小倉日明教会

『栄光の姿で、主イエスは』

ルカによる福音書 9章 28〜36節

2023年1月22日 降誕節第5主日礼拝

ルカによる福音書 9章 28〜36節

『栄光の姿で、主イエスは』

【奨励】 川辺 正直 役員

『マラソン』

 おはようございます。さて、『マラソン』という実話をもとにした韓国映画があります。自閉症の少年が母親の愛を受けながら、マラソン大会に挑戦する様を描いた感動作です。映画の中で母親が放ったひとことが忘れられません。「私の望みは自分が死ぬ一日前に息子が死んでくれることです」障害を持っている息子一人を残して死ぬことなどできない。私が死んだらこの子は一体どうなってしまうのか。この子の一生の間、自分が面倒を見てやりたい、でもこの子よりも長く生きていることなどできっこない。なら、いっそのことなんらかの理由で、この子が私よりも一日先に死んでくれたなら、この子がそのように死ぬのを見届けてから死ねたなら、どれほど安心して死ねるだろうか。エゴだとはわかっているけれど、そう考えずにはいられなかったのです。

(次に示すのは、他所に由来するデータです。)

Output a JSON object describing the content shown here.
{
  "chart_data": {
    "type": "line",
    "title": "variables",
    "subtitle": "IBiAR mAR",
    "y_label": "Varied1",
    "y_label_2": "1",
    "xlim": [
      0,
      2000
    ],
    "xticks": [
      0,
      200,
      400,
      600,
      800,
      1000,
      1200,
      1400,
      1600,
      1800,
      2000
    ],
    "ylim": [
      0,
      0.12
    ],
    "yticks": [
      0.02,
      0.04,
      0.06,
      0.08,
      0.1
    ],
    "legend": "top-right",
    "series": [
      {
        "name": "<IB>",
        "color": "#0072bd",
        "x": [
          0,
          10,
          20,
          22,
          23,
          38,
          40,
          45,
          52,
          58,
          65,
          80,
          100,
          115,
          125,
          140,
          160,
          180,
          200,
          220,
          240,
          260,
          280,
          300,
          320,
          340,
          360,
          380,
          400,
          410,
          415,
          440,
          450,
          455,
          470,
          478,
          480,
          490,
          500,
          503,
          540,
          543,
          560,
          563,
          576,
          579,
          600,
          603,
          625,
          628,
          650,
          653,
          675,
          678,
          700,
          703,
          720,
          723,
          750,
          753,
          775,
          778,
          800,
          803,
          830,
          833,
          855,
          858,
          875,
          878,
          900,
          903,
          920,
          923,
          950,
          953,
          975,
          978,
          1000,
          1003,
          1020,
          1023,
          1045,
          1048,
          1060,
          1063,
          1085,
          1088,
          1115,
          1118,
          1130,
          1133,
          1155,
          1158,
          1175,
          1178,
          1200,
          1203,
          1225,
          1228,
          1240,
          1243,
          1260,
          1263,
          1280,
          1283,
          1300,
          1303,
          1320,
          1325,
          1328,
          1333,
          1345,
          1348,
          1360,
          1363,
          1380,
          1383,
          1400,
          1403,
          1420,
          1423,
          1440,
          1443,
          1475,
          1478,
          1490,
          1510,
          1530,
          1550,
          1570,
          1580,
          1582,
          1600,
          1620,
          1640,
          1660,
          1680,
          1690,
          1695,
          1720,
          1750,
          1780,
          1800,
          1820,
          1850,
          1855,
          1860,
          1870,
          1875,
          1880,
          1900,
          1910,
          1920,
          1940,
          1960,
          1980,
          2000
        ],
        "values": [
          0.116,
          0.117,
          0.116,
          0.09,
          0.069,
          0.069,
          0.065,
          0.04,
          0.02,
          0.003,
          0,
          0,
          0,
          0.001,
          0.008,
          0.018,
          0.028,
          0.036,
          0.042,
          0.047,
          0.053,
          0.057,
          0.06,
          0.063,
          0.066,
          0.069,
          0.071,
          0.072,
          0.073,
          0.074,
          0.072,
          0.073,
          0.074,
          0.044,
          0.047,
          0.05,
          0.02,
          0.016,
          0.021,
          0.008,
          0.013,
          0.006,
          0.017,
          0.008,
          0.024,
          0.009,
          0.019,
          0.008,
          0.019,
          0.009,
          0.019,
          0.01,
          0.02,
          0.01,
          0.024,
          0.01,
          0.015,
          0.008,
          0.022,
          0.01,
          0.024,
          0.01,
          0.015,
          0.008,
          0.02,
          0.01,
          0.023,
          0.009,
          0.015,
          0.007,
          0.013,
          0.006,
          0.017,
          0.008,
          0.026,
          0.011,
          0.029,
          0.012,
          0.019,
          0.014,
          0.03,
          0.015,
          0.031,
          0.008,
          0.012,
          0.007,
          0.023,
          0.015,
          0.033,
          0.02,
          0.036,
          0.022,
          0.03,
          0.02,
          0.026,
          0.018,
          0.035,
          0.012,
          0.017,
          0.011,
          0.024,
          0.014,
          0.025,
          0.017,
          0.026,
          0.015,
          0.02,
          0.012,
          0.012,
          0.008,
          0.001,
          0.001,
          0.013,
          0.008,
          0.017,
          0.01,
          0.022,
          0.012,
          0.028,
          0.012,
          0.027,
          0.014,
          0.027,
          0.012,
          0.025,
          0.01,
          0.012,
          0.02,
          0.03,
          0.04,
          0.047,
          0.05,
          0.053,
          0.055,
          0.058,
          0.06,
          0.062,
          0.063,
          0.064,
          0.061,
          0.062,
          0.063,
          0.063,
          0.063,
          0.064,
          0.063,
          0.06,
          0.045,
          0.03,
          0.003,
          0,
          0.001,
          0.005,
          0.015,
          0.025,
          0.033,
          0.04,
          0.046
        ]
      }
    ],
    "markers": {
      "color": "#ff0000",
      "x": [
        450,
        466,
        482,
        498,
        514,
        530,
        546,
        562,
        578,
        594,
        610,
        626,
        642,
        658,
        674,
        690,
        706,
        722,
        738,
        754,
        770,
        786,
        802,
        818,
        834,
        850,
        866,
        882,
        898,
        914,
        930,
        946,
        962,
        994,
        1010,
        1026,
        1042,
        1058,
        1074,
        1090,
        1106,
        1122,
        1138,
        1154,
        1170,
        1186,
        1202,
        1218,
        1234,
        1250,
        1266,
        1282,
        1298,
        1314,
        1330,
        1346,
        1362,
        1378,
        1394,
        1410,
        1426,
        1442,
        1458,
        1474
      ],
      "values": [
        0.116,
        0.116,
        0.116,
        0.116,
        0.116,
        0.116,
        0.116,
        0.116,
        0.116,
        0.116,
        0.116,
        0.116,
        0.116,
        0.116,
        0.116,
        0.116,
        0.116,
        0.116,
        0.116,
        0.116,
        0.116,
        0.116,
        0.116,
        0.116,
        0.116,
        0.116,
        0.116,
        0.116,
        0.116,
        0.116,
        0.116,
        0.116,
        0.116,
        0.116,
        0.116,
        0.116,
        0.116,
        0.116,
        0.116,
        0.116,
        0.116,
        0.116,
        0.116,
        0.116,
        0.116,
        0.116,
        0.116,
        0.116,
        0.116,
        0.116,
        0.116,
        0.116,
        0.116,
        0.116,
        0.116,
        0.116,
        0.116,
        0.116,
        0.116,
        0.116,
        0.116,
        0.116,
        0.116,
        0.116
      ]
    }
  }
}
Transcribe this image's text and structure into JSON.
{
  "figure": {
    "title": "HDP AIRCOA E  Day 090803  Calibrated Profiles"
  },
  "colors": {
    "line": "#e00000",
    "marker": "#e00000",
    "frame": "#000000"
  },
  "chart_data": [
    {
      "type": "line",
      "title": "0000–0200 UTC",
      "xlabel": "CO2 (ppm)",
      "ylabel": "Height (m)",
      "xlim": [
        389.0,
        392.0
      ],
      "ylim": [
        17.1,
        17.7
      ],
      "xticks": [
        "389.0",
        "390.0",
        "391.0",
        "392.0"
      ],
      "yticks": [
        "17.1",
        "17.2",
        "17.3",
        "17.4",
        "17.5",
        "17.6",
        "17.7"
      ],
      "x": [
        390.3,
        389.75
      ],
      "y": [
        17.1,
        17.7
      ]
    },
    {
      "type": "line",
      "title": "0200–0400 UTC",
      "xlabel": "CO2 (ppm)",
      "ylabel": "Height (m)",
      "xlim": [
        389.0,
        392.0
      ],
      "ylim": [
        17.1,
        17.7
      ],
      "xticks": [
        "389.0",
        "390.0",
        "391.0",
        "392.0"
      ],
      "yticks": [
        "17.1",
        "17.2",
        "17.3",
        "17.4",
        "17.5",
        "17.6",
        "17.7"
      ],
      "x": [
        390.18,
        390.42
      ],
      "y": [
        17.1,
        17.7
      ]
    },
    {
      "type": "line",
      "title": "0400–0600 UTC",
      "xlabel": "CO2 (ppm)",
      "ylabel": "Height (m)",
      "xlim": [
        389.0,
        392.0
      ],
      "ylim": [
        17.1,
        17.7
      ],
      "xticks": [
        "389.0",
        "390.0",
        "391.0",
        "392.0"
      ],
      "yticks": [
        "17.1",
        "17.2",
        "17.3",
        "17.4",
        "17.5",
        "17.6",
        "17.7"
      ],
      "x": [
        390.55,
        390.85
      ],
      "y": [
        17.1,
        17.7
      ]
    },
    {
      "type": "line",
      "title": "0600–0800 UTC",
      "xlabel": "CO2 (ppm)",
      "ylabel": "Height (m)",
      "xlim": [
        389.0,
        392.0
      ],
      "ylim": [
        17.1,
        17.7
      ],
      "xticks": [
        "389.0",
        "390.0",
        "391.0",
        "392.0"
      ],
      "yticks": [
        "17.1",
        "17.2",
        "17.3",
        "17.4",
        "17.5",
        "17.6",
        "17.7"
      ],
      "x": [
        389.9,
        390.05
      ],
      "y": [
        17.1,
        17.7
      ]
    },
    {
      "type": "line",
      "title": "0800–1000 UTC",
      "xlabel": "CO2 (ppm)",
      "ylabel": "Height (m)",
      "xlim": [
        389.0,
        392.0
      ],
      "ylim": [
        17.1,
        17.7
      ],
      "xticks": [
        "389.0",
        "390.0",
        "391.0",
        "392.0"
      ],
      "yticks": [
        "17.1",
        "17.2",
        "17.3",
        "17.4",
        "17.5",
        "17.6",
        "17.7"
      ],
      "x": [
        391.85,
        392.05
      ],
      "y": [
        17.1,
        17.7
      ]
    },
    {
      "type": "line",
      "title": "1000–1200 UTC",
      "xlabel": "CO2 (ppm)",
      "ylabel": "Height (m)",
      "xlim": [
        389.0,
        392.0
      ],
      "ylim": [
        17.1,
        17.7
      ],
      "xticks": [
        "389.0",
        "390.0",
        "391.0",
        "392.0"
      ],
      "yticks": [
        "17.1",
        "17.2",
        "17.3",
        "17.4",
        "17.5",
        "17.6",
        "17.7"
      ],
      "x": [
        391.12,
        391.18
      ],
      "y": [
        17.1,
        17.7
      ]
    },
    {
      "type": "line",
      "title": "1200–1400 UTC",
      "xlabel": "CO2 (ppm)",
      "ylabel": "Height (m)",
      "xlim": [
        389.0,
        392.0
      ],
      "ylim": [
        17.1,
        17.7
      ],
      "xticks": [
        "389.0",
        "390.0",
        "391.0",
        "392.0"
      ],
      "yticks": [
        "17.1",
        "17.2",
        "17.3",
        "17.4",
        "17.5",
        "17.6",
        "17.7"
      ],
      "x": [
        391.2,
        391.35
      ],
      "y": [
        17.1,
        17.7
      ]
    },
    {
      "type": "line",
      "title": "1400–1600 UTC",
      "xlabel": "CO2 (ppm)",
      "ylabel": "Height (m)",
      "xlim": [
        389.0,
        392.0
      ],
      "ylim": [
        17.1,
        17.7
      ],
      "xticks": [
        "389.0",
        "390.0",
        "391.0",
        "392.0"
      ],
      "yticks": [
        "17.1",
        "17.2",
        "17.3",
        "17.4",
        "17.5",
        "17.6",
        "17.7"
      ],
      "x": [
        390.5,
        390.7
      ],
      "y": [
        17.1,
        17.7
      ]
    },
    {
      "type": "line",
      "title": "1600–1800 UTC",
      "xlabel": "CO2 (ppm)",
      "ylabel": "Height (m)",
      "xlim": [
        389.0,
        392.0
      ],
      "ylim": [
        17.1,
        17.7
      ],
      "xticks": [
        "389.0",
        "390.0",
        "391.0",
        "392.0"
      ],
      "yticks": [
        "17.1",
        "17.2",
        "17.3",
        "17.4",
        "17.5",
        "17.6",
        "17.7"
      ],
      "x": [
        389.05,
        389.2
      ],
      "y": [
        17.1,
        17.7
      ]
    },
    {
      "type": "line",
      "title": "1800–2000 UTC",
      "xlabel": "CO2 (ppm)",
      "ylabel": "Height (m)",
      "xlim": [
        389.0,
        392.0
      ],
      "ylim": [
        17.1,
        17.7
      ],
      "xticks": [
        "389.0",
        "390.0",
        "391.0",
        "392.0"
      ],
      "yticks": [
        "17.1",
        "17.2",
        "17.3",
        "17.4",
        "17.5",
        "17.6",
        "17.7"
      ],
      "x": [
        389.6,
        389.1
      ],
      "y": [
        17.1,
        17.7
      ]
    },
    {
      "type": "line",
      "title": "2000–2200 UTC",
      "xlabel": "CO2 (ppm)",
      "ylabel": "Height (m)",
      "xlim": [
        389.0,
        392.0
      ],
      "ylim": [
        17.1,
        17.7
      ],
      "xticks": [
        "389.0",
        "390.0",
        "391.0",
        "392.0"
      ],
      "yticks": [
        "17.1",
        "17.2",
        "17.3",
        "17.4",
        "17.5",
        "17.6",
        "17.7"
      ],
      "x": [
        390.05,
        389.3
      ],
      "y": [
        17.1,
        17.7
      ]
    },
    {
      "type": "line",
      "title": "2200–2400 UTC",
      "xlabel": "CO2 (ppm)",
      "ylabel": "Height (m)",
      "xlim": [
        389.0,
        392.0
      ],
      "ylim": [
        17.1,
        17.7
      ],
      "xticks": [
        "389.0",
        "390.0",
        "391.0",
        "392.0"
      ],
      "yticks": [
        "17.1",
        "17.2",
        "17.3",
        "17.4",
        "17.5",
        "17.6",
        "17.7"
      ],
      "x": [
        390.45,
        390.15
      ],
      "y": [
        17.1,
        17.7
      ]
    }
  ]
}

やがて息子の面倒を見ることができなくなってしまう死の問題について、母親は深く悩んでいたのです。私たちもまた、同じような悩みを抱くことはあるのではないでしょうか。

 本日の聖書の箇所では、主イエスが栄光の光に輝くという、記事が伝えられています。本日の聖書の箇所で、神様は私達に何を求められているのかを皆さんと共に学びたいと思います。

主イエスとは何者か

 さて、現在、読んでおりますルカによる福音書の9章の1〜50節は、ルカによる福音書の分水嶺とも言うべき重要な折返し地点に達しているということをこれまでお話して参りました。この9章1〜50節が終わると、何が始まるのかと言いますと、9章51節に始まり、19章10節まで続く、エルサレムへの旅が始まるのです。このルカによる福音書の4章14節から始まるガリラヤでの伝道での中心テーマとしているのは、「主イエスは誰か?」ということでした。それに対して、9章51節〜19章10節の長い後半部分での中心テーマは、「主イエスは何のために来られたのか?」という受難と復活となってゆくのです。その主イエスのエルサレムへの旅とガリラヤ伝道との間の架け橋となっているのが、現在、取り上げている9章1〜50節であり、その中心のテーマは弟子たちの訓練なのです。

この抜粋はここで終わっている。